Oberbilk : Demo für Cilly-Helten-Straße

Die Verwaltung will, dass die Planstraßen nach den Partnerstädten Reading und Palermo benannt werden. Dabei hatte die zuständige Bezirksvertretung 3 vor mehr als fünf Jahren Cilly Helten in den Namenspool für Straßen aufgenommen.

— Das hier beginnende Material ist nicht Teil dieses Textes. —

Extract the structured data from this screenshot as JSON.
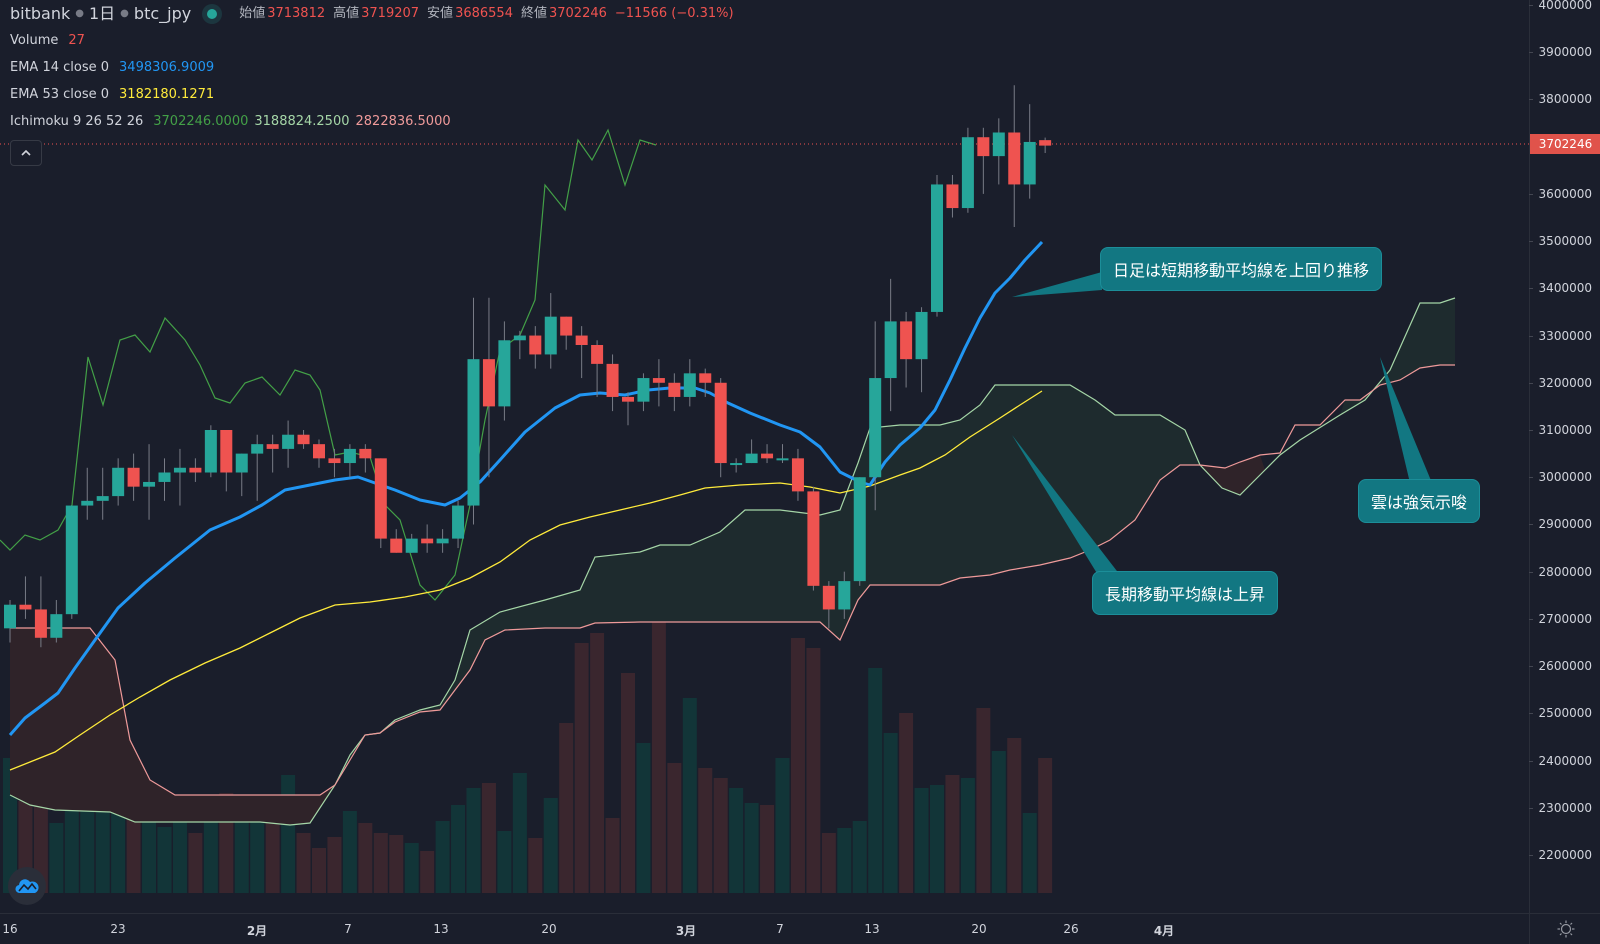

Die Nachricht hatte viele überrascht, manche auch enttäuscht. Gab es doch schon Gespräche im Vorfeld, etwa mit Christian Naumann und Gabriele Bischoff vom Forum Düsseldorfer Lesben-, Schwulen- und Trans*-Gruppen. Um dem Wunsch nach einer Cilly-Helten-Straße weiter Nachdruck zu verleihen, will die Gruppe am Donnerstag, 5. Juli, vor der Sitzung der Bezirksvertretung 3 an der Bachstraße 145 demonstrieren. „Gemeinsam für lesbische Sichtbarkeit“ heißt das Motto, Beginn ist um 16.30 Uhr.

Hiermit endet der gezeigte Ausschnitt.